Quel est donc ce partenariat ? Lisa a crée une formation en ligne pour les entrepreneur-e-s avec un budget trop serré pour un webdesigner de talent comme elle (je refais le pitch à ma sauce là) mais qui ont envie d'avoir un site internet sexy en se dépatouillant un peu. Elle t'a donc mijoté la formation "crée ton site web comme un pro", avec un max de pédagogie, de personnalisation, 7 heures de vidéos, 100 pages d'explication et 6 mois d'accompagnement.

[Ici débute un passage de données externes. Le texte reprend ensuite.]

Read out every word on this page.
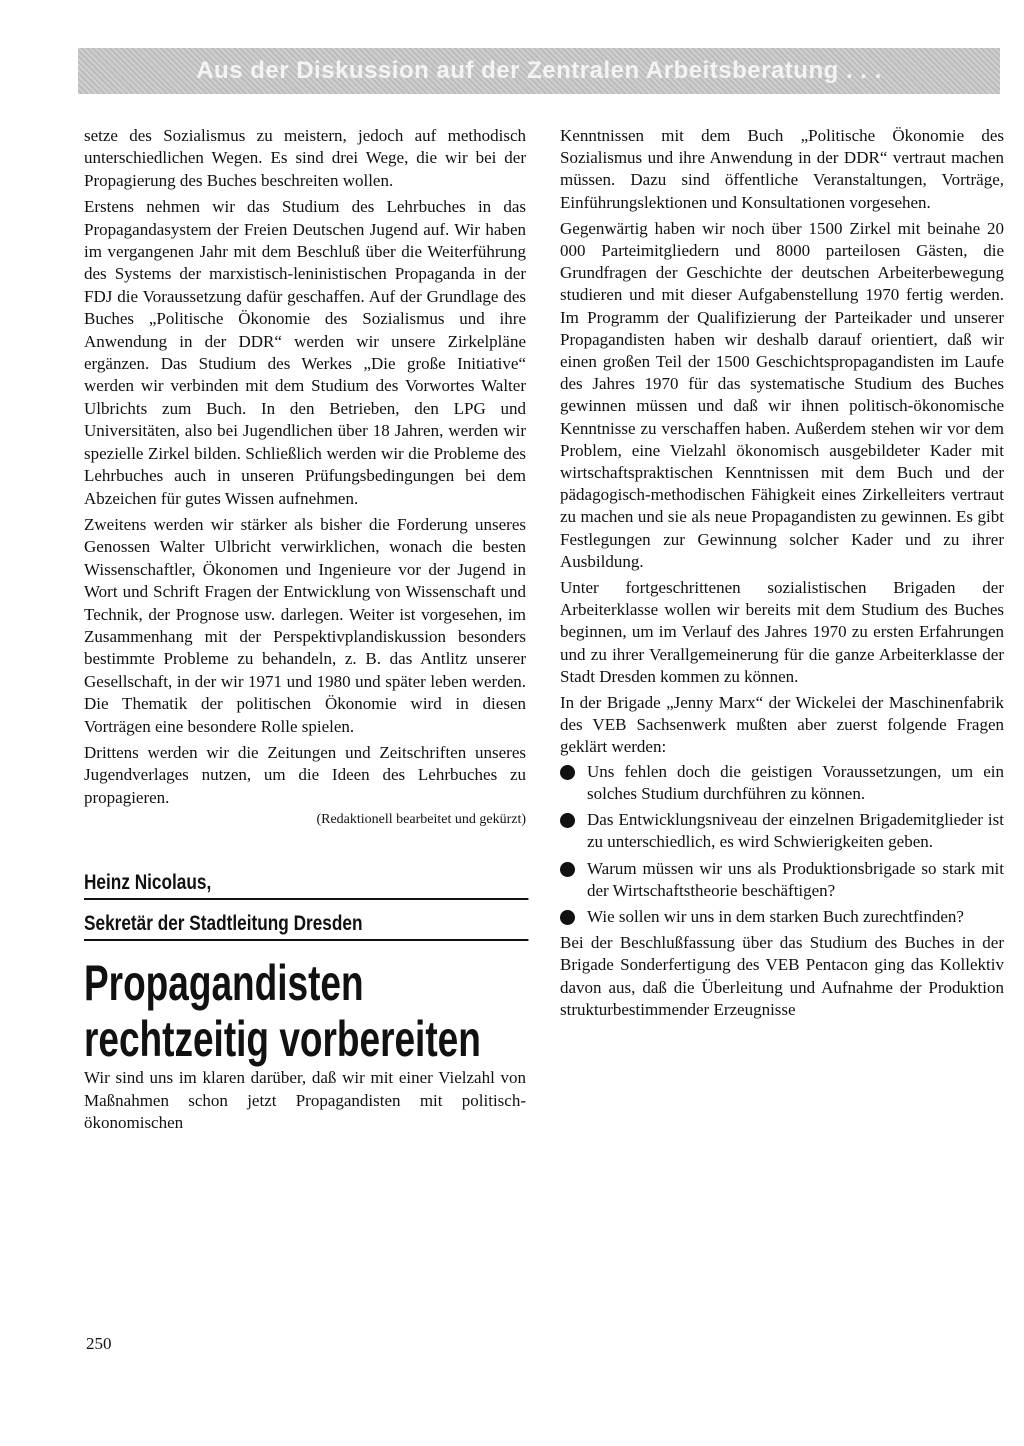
Aus der Diskussion auf der Zentralen Arbeitsberatung . . .

setze des Sozialismus zu meistern, jedoch auf methodisch unterschiedlichen Wegen. Es sind drei Wege, die wir bei der Propagierung des Buches beschreiten wollen.

Erstens nehmen wir das Studium des Lehrbuches in das Propagandasystem der Freien Deutschen Jugend auf. Wir haben im vergangenen Jahr mit dem Beschluß über die Weiterführung des Systems der marxistisch-leninistischen Propaganda in der FDJ die Voraussetzung dafür geschaffen. Auf der Grundlage des Buches „Politische Ökonomie des Sozialismus und ihre Anwendung in der DDR“ werden wir unsere Zirkelpläne ergänzen. Das Studium des Werkes „Die große Initiative“ werden wir verbinden mit dem Studium des Vorwortes Walter Ulbrichts zum Buch. In den Betrieben, den LPG und Universitäten, also bei Jugendlichen über 18 Jahren, werden wir spezielle Zirkel bilden. Schließlich werden wir die Probleme des Lehrbuches auch in unseren Prüfungsbedingungen bei dem Abzeichen für gutes Wissen aufnehmen.

Zweitens werden wir stärker als bisher die Forderung unseres Genossen Walter Ulbricht verwirklichen, wonach die besten Wissenschaftler, Ökonomen und Ingenieure vor der Jugend in Wort und Schrift Fragen der Entwicklung von Wissenschaft und Technik, der Prognose usw. darlegen. Weiter ist vorgesehen, im Zusammenhang mit der Perspektivplandiskussion besonders bestimmte Probleme zu behandeln, z. B. das Antlitz unserer Gesellschaft, in der wir 1971 und 1980 und später leben werden. Die Thematik der politischen Ökonomie wird in diesen Vorträgen eine besondere Rolle spielen.

Drittens werden wir die Zeitungen und Zeitschriften unseres Jugendverlages nutzen, um die Ideen des Lehrbuches zu propagieren.

(Redaktionell bearbeitet und gekürzt)
Heinz Nicolaus,
Sekretär der Stadtleitung Dresden
Propagandisten
rechtzeitig vorbereiten

Wir sind uns im klaren darüber, daß wir mit einer Vielzahl von Maßnahmen schon jetzt Propagandisten mit politisch-ökonomischen

Kenntnissen mit dem Buch „Politische Ökonomie des Sozialismus und ihre Anwendung in der DDR“ vertraut machen müssen. Dazu sind öffentliche Veranstaltungen, Vorträge, Einführungslektionen und Konsultationen vorgesehen.

Gegenwärtig haben wir noch über 1500 Zirkel mit beinahe 20 000 Parteimitgliedern und 8000 parteilosen Gästen, die Grundfragen der Geschichte der deutschen Arbeiterbewegung studieren und mit dieser Aufgabenstellung 1970 fertig werden. Im Programm der Qualifizierung der Parteikader und unserer Propagandisten haben wir deshalb darauf orientiert, daß wir einen großen Teil der 1500 Geschichtspropagandisten im Laufe des Jahres 1970 für das systematische Studium des Buches gewinnen müssen und daß wir ihnen politisch-ökonomische Kenntnisse zu verschaffen haben. Außerdem stehen wir vor dem Problem, eine Vielzahl ökonomisch ausgebildeter Kader mit wirtschaftspraktischen Kenntnissen mit dem Buch und der pädagogisch-methodischen Fähigkeit eines Zirkelleiters vertraut zu machen und sie als neue Propagandisten zu gewinnen. Es gibt Festlegungen zur Gewinnung solcher Kader und zu ihrer Ausbildung.

Unter fortgeschrittenen sozialistischen Brigaden der Arbeiterklasse wollen wir bereits mit dem Studium des Buches beginnen, um im Verlauf des Jahres 1970 zu ersten Erfahrungen und zu ihrer Verallgemeinerung für die ganze Arbeiterklasse der Stadt Dresden kommen zu können.

In der Brigade „Jenny Marx“ der Wickelei der Maschinenfabrik des VEB Sachsenwerk mußten aber zuerst folgende Fragen geklärt werden:

Uns fehlen doch die geistigen Voraussetzungen, um ein solches Studium durchführen zu können.
Das Entwicklungsniveau der einzelnen Brigademitglieder ist zu unterschiedlich, es wird Schwierigkeiten geben.
Warum müssen wir uns als Produktionsbrigade so stark mit der Wirtschaftstheorie beschäftigen?
Wie sollen wir uns in dem starken Buch zurechtfinden?

Bei der Beschlußfassung über das Studium des Buches in der Brigade Sonderfertigung des VEB Pentacon ging das Kollektiv davon aus, daß die Überleitung und Aufnahme der Produktion strukturbestimmender Erzeugnisse

250
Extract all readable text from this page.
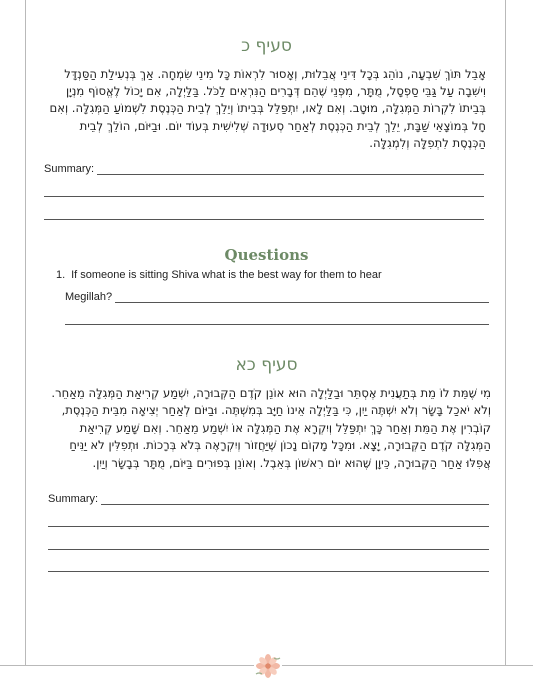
סעיף כ
אָבֵל תּוֹךְ שִׁבְעָה, נוֹהֵג בְּכָל דִּינֵי אֲבֵלוּת, וְאָסוּר לִרְאוֹת כָּל מִינֵי שִׂמְחָה. אַךְ בְּנְעִילַת הַסַּנְדָּל וִישִׁבָה עַל גַּבֵּי סַפְסָל, מֻתָּר, מִפְּנֵי שֶׁהֵם דְּבָרִים הַנִּרְאִים לַכֹּל. בַּלַּיְלָה, אִם יָכוֹל לֶאֱסוֹף מִנְיָן בְּבֵיתוֹ לִקְרוֹת הַמְּגִלָּה, מוּטָב. וְאִם לָאו, יִתְפַּלֵּל בְּבֵיתוֹ וְיֵלֵךְ לְבֵית הַכְּנֶסֶת לִשְׁמוֹעַ הַמְּגִלָּה. וְאִם חָל בְּמוֹצָאֵי שַׁבָּת, יֵלֵךְ לְבֵית הַכְּנֶסֶת לְאַחַר סְעוּדָה שְׁלִישִׁית בְּעוֹד יוֹם. וּבַיּוֹם, הוֹלֵךְ לְבֵית הַכְּנֶסֶת לִתְפִלָּה וְלִמְגִלָּה.
Summary:
Questions
1. If someone is sitting Shiva what is the best way for them to hear
Megillah?
סעיף כא
מִי שֶׁמֵּת לוֹ מֵת בְּתַעֲנִית אֶסְתֵּר וּבַלַּיְלָה הוּא אוֹנֵן קֹדֶם הַקְּבוּרָה, יִשְׁמַע קְרִיאַת הַמְּגִלָּה מֵאַחֵר. וְלֹא יֹאכַל בָּשָׂר וְלֹא יִשְׁתֶּה יַיִן, כִּי בַּלַּיְלָה אֵינוֹ חַיָּב בְּמִשְׁתֶּה. וּבַיּוֹם לְאַחַר יְצִיאָה מִבֵּית הַכְּנֶסֶת, קוֹבְרִין אֶת הַמֵּת וְאַחַר כָּךְ יִתְפַּלֵּל וְיִקְרָא אֶת הַמְּגִלָּה אוֹ יִשְׁמַע מֵאַחֵר. וְאִם שָׁמַע קְרִיאַת הַמְּגִלָּה קֹדֶם הַקְּבוּרָה, יָצָא. וּמִכָּל מָקוֹם נָכוֹן שֶׁיַּחֲזוֹר וְיִקְרָאֶה בְּלֹא בְּרָכוֹת. וּתְפִלִּין לֹא יַנִּיחַ אֲפִלּוּ אַחַר הַקְּבוּרָה, כֵּיוָן שֶׁהוּא יוֹם רִאשׁוֹן בְּאֵבֶל. וְאוֹנֵן בְּפוּרִים בַּיּוֹם, מֻתָּר בְּבָשָׂר וְיַיִן.
Summary:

Tout cela pour un tarif public de 600€(attends la suite, y'a une surprise) Tu peux retrouver toutes les infos relatives à la formation en allant sur le site hyper bien pensé de Lisa

Bon, parlons-peu (hum), parlons-bien, je te le disais plus haut pour chaque partenariat que je mets en place, je voulais donc un avantage exclusif pour La Vraie Dose. Le voici : 
- Pour tous les lecteurs de La Vraie Dose, jusqu'au 17 mars 23h59 (vraiment), la formation de Lisa passe à 500€ (oui on est sur du moins 100€) avec le code… UNIQUEMENT DISPO POUR LES LECTEURS INSCRITS À LA NEWSLETTER
- Pour les contributeurs mensuels, la formation sera à vie au tarif de 500€ avec le code... que je glisserai sur la communauté privée "La Vraie Dose de Papotage". ;-)


Voilà, désolée d'avoir été un peu longue pour l'annonce de ce premier partenariat mais tu me connais, j'avais besoin de planter le décor. Tout simplement, parce que ce partenariat je le voulais pour La Vraie Dose (bé oui, LVD y gagnera peut-être des sous sous tu l'imagines bien) mais aussi pour toi. Je voulais que ce soit pertinent tant sur le fond (là typiquement la création de site web, ça peut pas mal servir à la LVD family quand même) que sur la forme (expliquer tout bien et avoir Lisa en partenaire qui valide tous mes critères).